Durkin works all offseason with Sproles, Daniel and tight end Zach Ertz. The Eagles were comfortable with Sproles missing optional OTA work this spring to stay in San Diego at Fitness Quest 10.

No trainer could have a better example to cite to prospective clients than Sproles, who earned his first conference special teams player of the week award in 2007, in the AFC, with San Diego, and won his fourth eight years later, last September in the NFC with the Eagles. Sproles' 16,207 all-purpose yards are No. 1 in the NFL since 2007.

"He does what no one else does," Durkin said of Sproles, who came to Durkin through then-Chargers star LaDainian Tomlinson, a two-time NFL rushing leader. "He does all the little things extremely well . . . he doesn't take days off . . . He takes really, really good care of his body.
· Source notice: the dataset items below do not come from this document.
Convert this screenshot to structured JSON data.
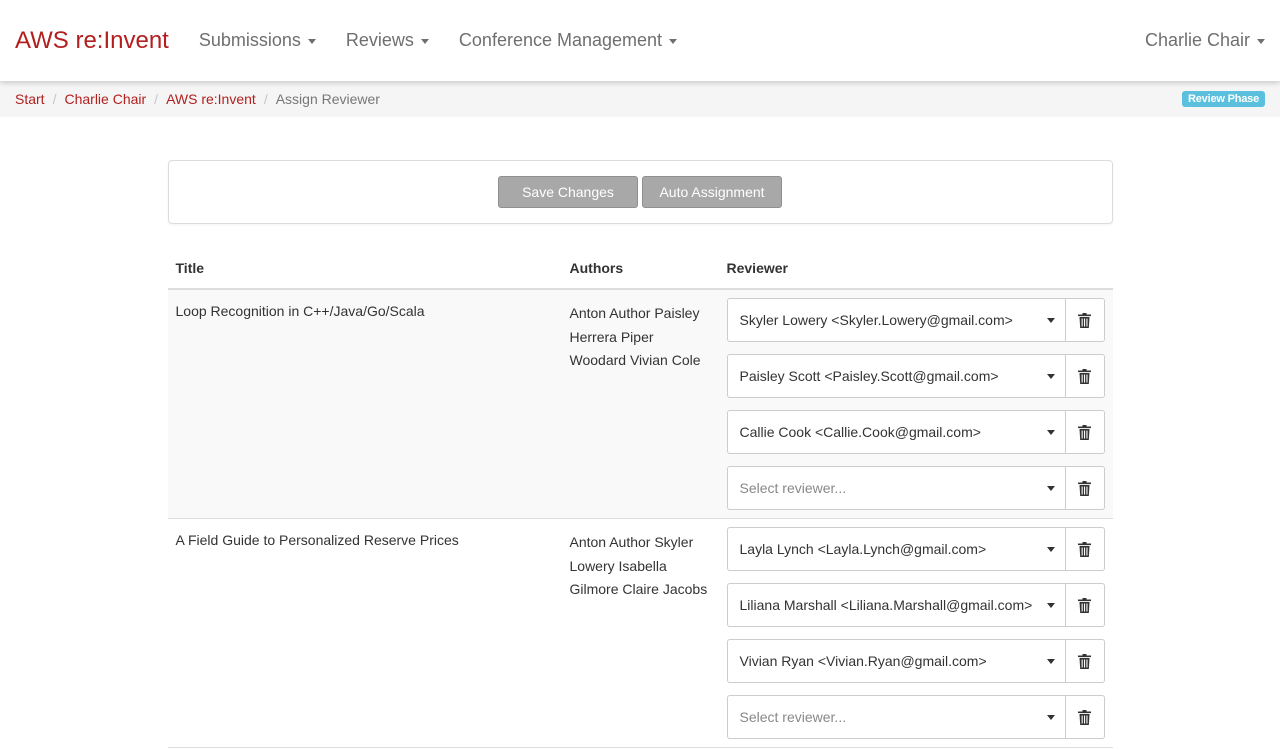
{
  "navbar": {
    "brand": "AWS re:Invent",
    "menus": [
      "Submissions",
      "Reviews",
      "Conference Management"
    ],
    "user": "Charlie Chair"
  },
  "breadcrumb": {
    "items": [
      "Start",
      "Charlie Chair",
      "AWS re:Invent"
    ],
    "active": "Assign Reviewer",
    "phase_badge": "Review Phase"
  },
  "toolbar": {
    "save_label": "Save Changes",
    "auto_label": "Auto Assignment"
  },
  "table": {
    "headers": {
      "title": "Title",
      "authors": "Authors",
      "reviewer": "Reviewer"
    },
    "placeholder": "Select reviewer...",
    "rows": [
      {
        "title": "Loop Recognition in C++/Java/Go/Scala",
        "authors": [
          "Anton Author Paisley",
          "Herrera Piper",
          "Woodard Vivian Cole"
        ],
        "reviewers": [
          "Skyler Lowery <Skyler.Lowery@gmail.com>",
          "Paisley Scott <Paisley.Scott@gmail.com>",
          "Callie Cook <Callie.Cook@gmail.com>",
          ""
        ]
      },
      {
        "title": "A Field Guide to Personalized Reserve Prices",
        "authors": [
          "Anton Author Skyler",
          "Lowery Isabella",
          "Gilmore Claire Jacobs"
        ],
        "reviewers": [
          "Layla Lynch <Layla.Lynch@gmail.com>",
          "Liliana Marshall <Liliana.Marshall@gmail.com>",
          "Vivian Ryan <Vivian.Ryan@gmail.com>",
          ""
        ]
      }
    ]
  },
  "colors": {
    "brand": "#b31f1f",
    "badge": "#5bc0de",
    "button": "#a8a8a8"
  },
  "icons": {
    "delete": "trash-icon",
    "dropdown": "chevron-down-icon"
  }
}
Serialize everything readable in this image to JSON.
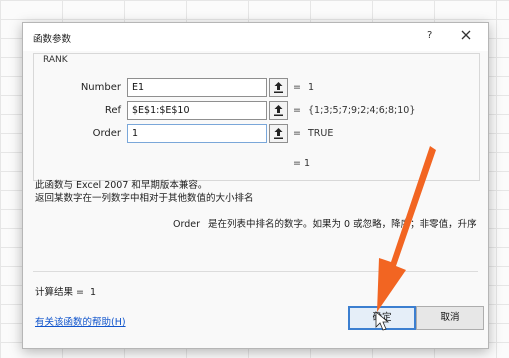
{
  "dialog": {
    "title": "函数参数",
    "help_glyph": "?",
    "close_glyph": "close"
  },
  "function": {
    "name": "RANK",
    "args": [
      {
        "label": "Number",
        "value": "E1",
        "result": "1"
      },
      {
        "label": "Ref",
        "value": "$E$1:$E$10",
        "result": "{1;3;5;7;9;2;4;6;8;10}"
      },
      {
        "label": "Order",
        "value": "1",
        "result": "TRUE"
      }
    ],
    "equals": "=",
    "formula_result_line": "1",
    "description_line1": "此函数与 Excel 2007 和早期版本兼容。",
    "description_line2": "返回某数字在一列数字中相对于其他数值的大小排名",
    "param_name": "Order",
    "param_desc": "是在列表中排名的数字。如果为 0 或忽略，降序；非零值，升序"
  },
  "footer": {
    "calc_label": "计算结果 =",
    "calc_value": "1",
    "help_link": "有关该函数的帮助(H)",
    "ok_label": "确定",
    "cancel_label": "取消"
  },
  "colors": {
    "accent": "#3c7fd0",
    "annotation_arrow": "#f26522",
    "link": "#1155cc"
  },
  "icons": {
    "ref_button": "collapse-dialog-arrow-icon",
    "close": "close-icon",
    "pointer": "mouse-cursor-icon"
  }
}
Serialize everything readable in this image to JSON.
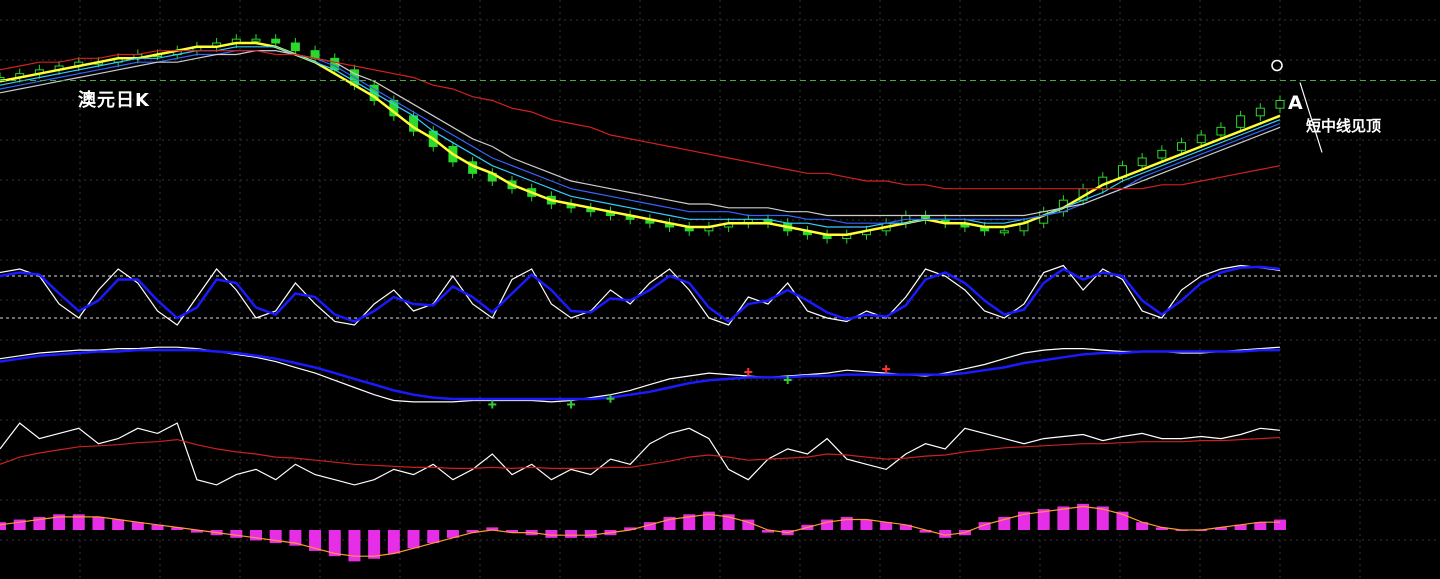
{
  "chart_data": {
    "type": "line",
    "title": "澳元日K",
    "annotations": {
      "point_label": "A",
      "note": "短中线见顶"
    },
    "panels": [
      {
        "name": "price",
        "series": [
          {
            "key": "close",
            "color": "#2bd92b",
            "values": [
              60,
              61,
              62,
              63,
              64,
              64,
              65,
              66,
              66,
              67,
              68,
              69,
              70,
              70,
              69,
              67,
              65,
              62,
              58,
              54,
              50,
              46,
              42,
              38,
              35,
              33,
              31,
              29,
              27,
              26,
              25,
              24,
              23,
              22,
              21,
              20,
              21,
              22,
              23,
              22,
              20,
              19,
              18,
              19,
              20,
              22,
              24,
              23,
              22,
              21,
              20,
              20,
              22,
              25,
              28,
              31,
              34,
              37,
              39,
              41,
              43,
              45,
              47,
              50,
              52,
              54
            ]
          },
          {
            "key": "ma_yellow",
            "color": "#ffff33",
            "values": [
              59,
              60,
              61,
              62,
              63,
              64,
              65,
              65,
              66,
              67,
              68,
              68,
              69,
              69,
              68,
              66,
              64,
              61,
              58,
              55,
              51,
              47,
              44,
              40,
              37,
              35,
              32,
              30,
              28,
              27,
              26,
              25,
              24,
              23,
              22,
              21,
              21,
              22,
              22,
              22,
              21,
              20,
              19,
              19,
              20,
              21,
              22,
              23,
              22,
              22,
              21,
              21,
              22,
              24,
              26,
              29,
              32,
              34,
              36,
              38,
              40,
              42,
              44,
              46,
              48,
              50
            ]
          },
          {
            "key": "ma_cyan",
            "color": "#33ccff",
            "values": [
              58,
              59,
              60,
              61,
              62,
              63,
              64,
              65,
              65,
              66,
              67,
              67,
              68,
              68,
              68,
              66,
              64,
              62,
              59,
              56,
              53,
              50,
              46,
              43,
              40,
              37,
              35,
              33,
              31,
              29,
              28,
              27,
              26,
              25,
              24,
              23,
              23,
              23,
              23,
              23,
              22,
              22,
              21,
              21,
              21,
              22,
              22,
              23,
              23,
              23,
              22,
              22,
              23,
              24,
              26,
              28,
              30,
              33,
              35,
              37,
              39,
              41,
              43,
              45,
              47,
              49
            ]
          },
          {
            "key": "ma_blue",
            "color": "#3366ff",
            "values": [
              57,
              58,
              59,
              60,
              61,
              62,
              63,
              64,
              64,
              65,
              66,
              66,
              67,
              67,
              67,
              66,
              65,
              63,
              60,
              57,
              54,
              51,
              48,
              45,
              42,
              39,
              37,
              35,
              33,
              31,
              30,
              29,
              28,
              27,
              26,
              25,
              25,
              25,
              24,
              24,
              24,
              23,
              23,
              22,
              22,
              22,
              23,
              23,
              23,
              23,
              23,
              23,
              23,
              24,
              25,
              27,
              29,
              31,
              34,
              36,
              38,
              40,
              42,
              44,
              46,
              48
            ]
          },
          {
            "key": "ma_white",
            "color": "#cccccc",
            "values": [
              56,
              57,
              58,
              59,
              60,
              61,
              62,
              63,
              64,
              64,
              65,
              66,
              66,
              67,
              67,
              66,
              65,
              64,
              61,
              59,
              56,
              53,
              50,
              47,
              44,
              42,
              39,
              37,
              35,
              33,
              32,
              31,
              30,
              29,
              28,
              27,
              27,
              26,
              26,
              26,
              25,
              25,
              24,
              24,
              24,
              24,
              24,
              24,
              24,
              24,
              24,
              24,
              24,
              25,
              26,
              27,
              29,
              31,
              33,
              35,
              37,
              39,
              41,
              43,
              45,
              47
            ]
          },
          {
            "key": "ma_red",
            "color": "#d42020",
            "values": [
              62,
              63,
              64,
              64,
              65,
              65,
              66,
              66,
              67,
              67,
              67,
              67,
              67,
              67,
              66,
              66,
              65,
              64,
              63,
              62,
              61,
              60,
              58,
              57,
              55,
              54,
              52,
              51,
              49,
              48,
              47,
              45,
              44,
              43,
              42,
              41,
              40,
              39,
              38,
              37,
              36,
              35,
              35,
              34,
              33,
              33,
              32,
              32,
              31,
              31,
              31,
              31,
              31,
              31,
              31,
              31,
              31,
              31,
              31,
              32,
              32,
              33,
              34,
              35,
              36,
              37
            ]
          }
        ]
      },
      {
        "name": "stochastic",
        "series": [
          {
            "key": "fast",
            "color": "#ffffff",
            "values": [
              85,
              90,
              80,
              40,
              20,
              60,
              90,
              70,
              30,
              10,
              50,
              90,
              60,
              20,
              30,
              70,
              40,
              15,
              10,
              40,
              60,
              30,
              40,
              80,
              40,
              20,
              75,
              90,
              40,
              20,
              30,
              60,
              40,
              70,
              90,
              60,
              20,
              10,
              50,
              40,
              70,
              30,
              20,
              15,
              30,
              20,
              50,
              90,
              80,
              60,
              30,
              20,
              40,
              85,
              95,
              60,
              90,
              75,
              30,
              20,
              60,
              80,
              90,
              95,
              92,
              88
            ]
          },
          {
            "key": "slow",
            "color": "#1a1aff",
            "values": [
              80,
              85,
              82,
              55,
              30,
              45,
              75,
              75,
              45,
              20,
              35,
              75,
              70,
              35,
              25,
              55,
              50,
              25,
              15,
              30,
              50,
              40,
              38,
              65,
              50,
              28,
              55,
              82,
              60,
              30,
              28,
              48,
              45,
              60,
              80,
              70,
              35,
              15,
              40,
              45,
              60,
              45,
              28,
              18,
              25,
              22,
              38,
              75,
              85,
              70,
              45,
              25,
              32,
              70,
              90,
              75,
              85,
              80,
              45,
              25,
              45,
              70,
              85,
              92,
              93,
              90
            ]
          }
        ],
        "reference_lines": [
          80,
          20
        ]
      },
      {
        "name": "trend",
        "series": [
          {
            "key": "fast",
            "color": "#ffffff",
            "values": [
              82,
              84,
              86,
              87,
              88,
              88,
              89,
              89,
              90,
              90,
              89,
              87,
              85,
              83,
              80,
              76,
              72,
              67,
              62,
              57,
              53,
              52,
              52,
              52,
              53,
              53,
              53,
              53,
              52,
              53,
              55,
              57,
              60,
              64,
              68,
              70,
              72,
              71,
              70,
              69,
              70,
              71,
              72,
              74,
              73,
              72,
              71,
              70,
              72,
              75,
              78,
              82,
              86,
              88,
              89,
              89,
              88,
              87,
              87,
              87,
              86,
              86,
              87,
              88,
              89,
              90
            ]
          },
          {
            "key": "slow",
            "color": "#1a1aff",
            "values": [
              80,
              82,
              84,
              85,
              86,
              87,
              87,
              88,
              88,
              88,
              88,
              87,
              86,
              84,
              82,
              79,
              76,
              72,
              68,
              64,
              60,
              57,
              55,
              54,
              54,
              54,
              54,
              54,
              54,
              54,
              54,
              55,
              57,
              59,
              62,
              65,
              67,
              68,
              69,
              69,
              69,
              70,
              70,
              71,
              71,
              71,
              71,
              71,
              71,
              72,
              74,
              76,
              79,
              81,
              83,
              85,
              86,
              86,
              87,
              87,
              87,
              87,
              87,
              87,
              88,
              88
            ]
          }
        ],
        "signals": [
          {
            "index": 38,
            "direction": "up",
            "color": "#ff3333"
          },
          {
            "index": 45,
            "direction": "up",
            "color": "#ff3333"
          },
          {
            "index": 25,
            "direction": "down",
            "color": "#33cc33"
          },
          {
            "index": 29,
            "direction": "down",
            "color": "#33cc33"
          },
          {
            "index": 31,
            "direction": "down",
            "color": "#33cc33"
          },
          {
            "index": 40,
            "direction": "down",
            "color": "#33cc33"
          }
        ]
      },
      {
        "name": "momentum",
        "series": [
          {
            "key": "value",
            "color": "#ffffff",
            "values": [
              60,
              85,
              70,
              75,
              80,
              65,
              70,
              80,
              75,
              85,
              30,
              25,
              35,
              40,
              30,
              45,
              35,
              30,
              25,
              30,
              40,
              35,
              45,
              30,
              40,
              55,
              35,
              45,
              30,
              40,
              35,
              50,
              45,
              65,
              75,
              80,
              70,
              40,
              30,
              50,
              60,
              55,
              70,
              50,
              45,
              40,
              55,
              65,
              60,
              80,
              75,
              70,
              65,
              70,
              72,
              74,
              68,
              72,
              75,
              70,
              70,
              72,
              70,
              74,
              80,
              78
            ]
          },
          {
            "key": "signal",
            "color": "#cc2020",
            "values": [
              45,
              52,
              56,
              59,
              62,
              63,
              64,
              66,
              67,
              69,
              64,
              60,
              57,
              55,
              52,
              51,
              49,
              47,
              45,
              44,
              43,
              42,
              42,
              41,
              41,
              42,
              41,
              42,
              41,
              41,
              41,
              42,
              42,
              45,
              48,
              52,
              54,
              52,
              49,
              50,
              51,
              52,
              55,
              54,
              52,
              50,
              51,
              53,
              54,
              57,
              59,
              61,
              62,
              63,
              64,
              65,
              65,
              66,
              67,
              67,
              67,
              68,
              68,
              69,
              70,
              71
            ]
          }
        ]
      },
      {
        "name": "macd",
        "series": [
          {
            "key": "histogram",
            "color": "#ff33ff",
            "values": [
              3,
              4,
              5,
              6,
              6,
              5,
              4,
              3,
              2,
              1,
              -1,
              -2,
              -3,
              -4,
              -5,
              -6,
              -8,
              -10,
              -12,
              -11,
              -9,
              -7,
              -5,
              -3,
              -1,
              1,
              -1,
              -2,
              -3,
              -3,
              -3,
              -2,
              1,
              3,
              5,
              6,
              7,
              6,
              4,
              -1,
              -2,
              2,
              4,
              5,
              4,
              3,
              2,
              -1,
              -3,
              -2,
              3,
              5,
              7,
              8,
              9,
              10,
              9,
              7,
              3,
              1,
              0,
              0,
              1,
              2,
              3,
              4
            ]
          },
          {
            "key": "signal_line",
            "color": "#ff9933",
            "values": [
              2,
              3,
              4,
              5,
              5,
              5,
              4,
              3,
              2,
              1,
              0,
              -1,
              -2,
              -3,
              -4,
              -5,
              -7,
              -9,
              -10,
              -10,
              -9,
              -7,
              -5,
              -3,
              -1,
              0,
              -1,
              -1,
              -2,
              -2,
              -2,
              -1,
              0,
              2,
              4,
              5,
              6,
              5,
              3,
              0,
              -1,
              1,
              3,
              4,
              4,
              3,
              2,
              0,
              -2,
              -1,
              2,
              4,
              6,
              7,
              8,
              9,
              8,
              6,
              3,
              1,
              0,
              0,
              1,
              2,
              3,
              3
            ]
          }
        ]
      }
    ],
    "grid": true,
    "style": {
      "background": "#000000",
      "grid_color": "#333333",
      "price_level_line_color": "#44aa44"
    }
  }
}
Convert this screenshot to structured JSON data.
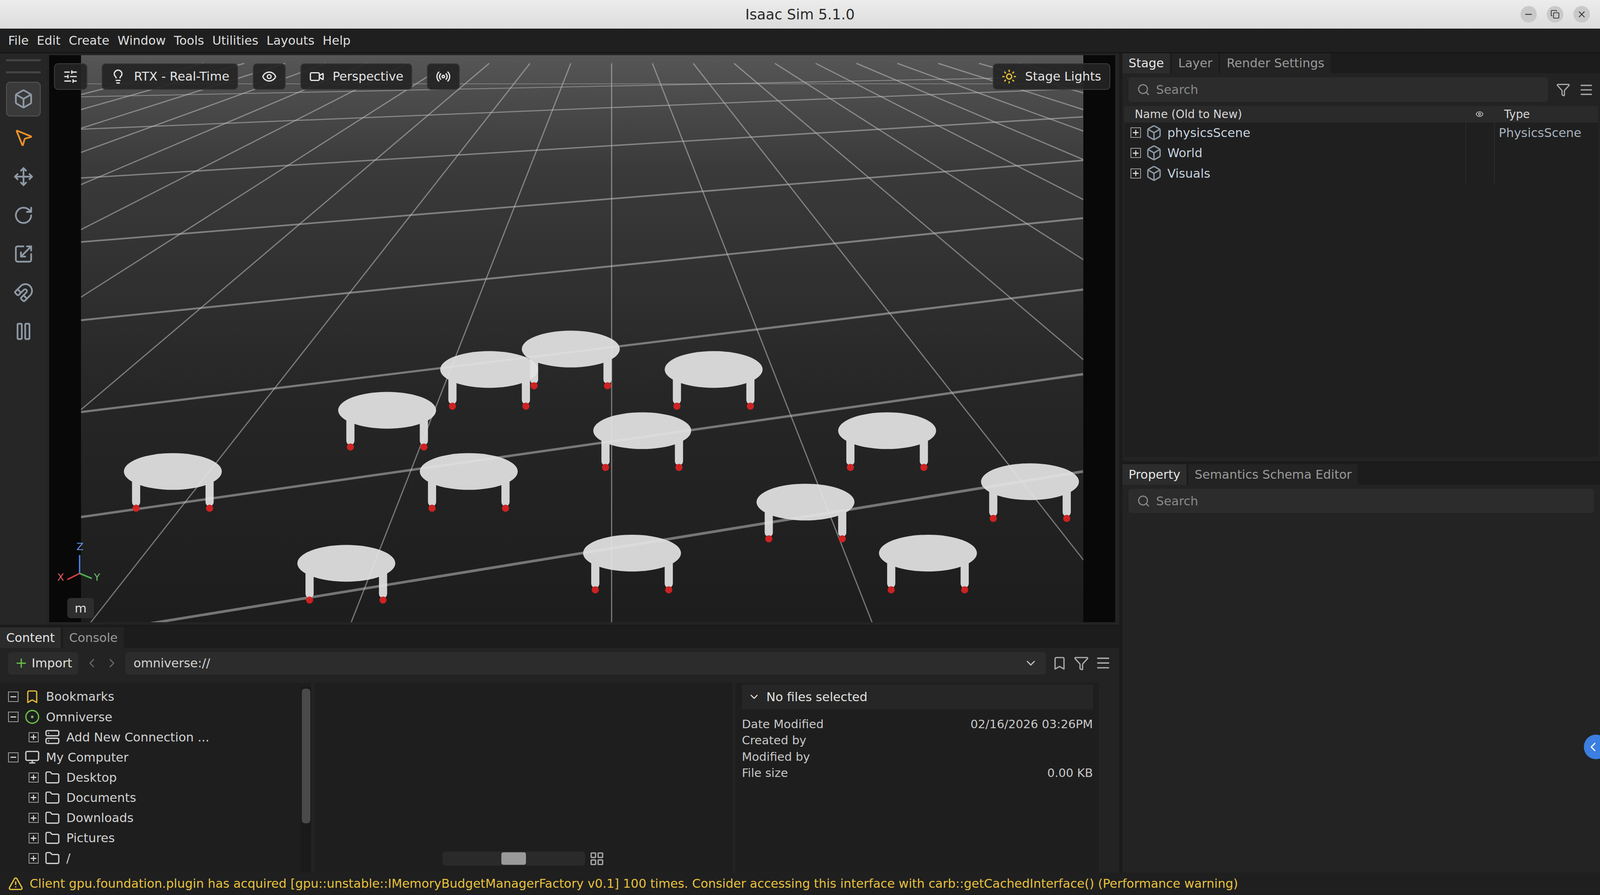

We spend as much time on the recovery side of things as we do anything else . . . We do a lot of fast-twitch work, work on speed. His nutrition is impeccable, his mindset is strong. He believes he's got another two years in him, if he wants to keep going. He has not lost a step, and I've seen guys lose steps."

Durkin was eager to meet and work with Wentz, the player the Eagles traded up to draft second overall this spring. Durkin has worked with Drew Brees for many years.

"He's hungry to get better . . . he certainly has the grit of what it takes to be a great quarterback," Durkin said of Wentz. "Obviously, I'm in an environment here where he's not under center, getting rushed, but from the intangibles that I see, the things I look for as a leader from a quarterback and from the physical presence, from the strength and the footwork, I certainly think he has a lot of the characteristics and makings of what could be a very good quarterback . . . I like the energy he carried himself with, and his presence.

"I think Philadelphia has three really good quarterbacks right now. It's going to be an interesting situation, to see how they get through that . . . They're definitely loaded at that position."

The Eagles aren't loaded with widely heralded targets for those QBs, but Durkin has a suggestion there.

"Ertz, by the way, talk about an old-school grinder - he's a Philly kind of guy. He's always asking me, 'What do I need to do to be great?' And whatever you tell him, he does . . . He eats, breathes, lives and sleeps football," Durkin said.

Ertz's catches and yards have increased each of his three NFL seasons, but he hasn't quite had that breakthrough to Pro Bowl-level stardom some observers think is possible.

"Zach's a special breed, a throwback kind of guy . . . As long as the quarterback throws him the ball, I think he's going to do great things," Durkin said.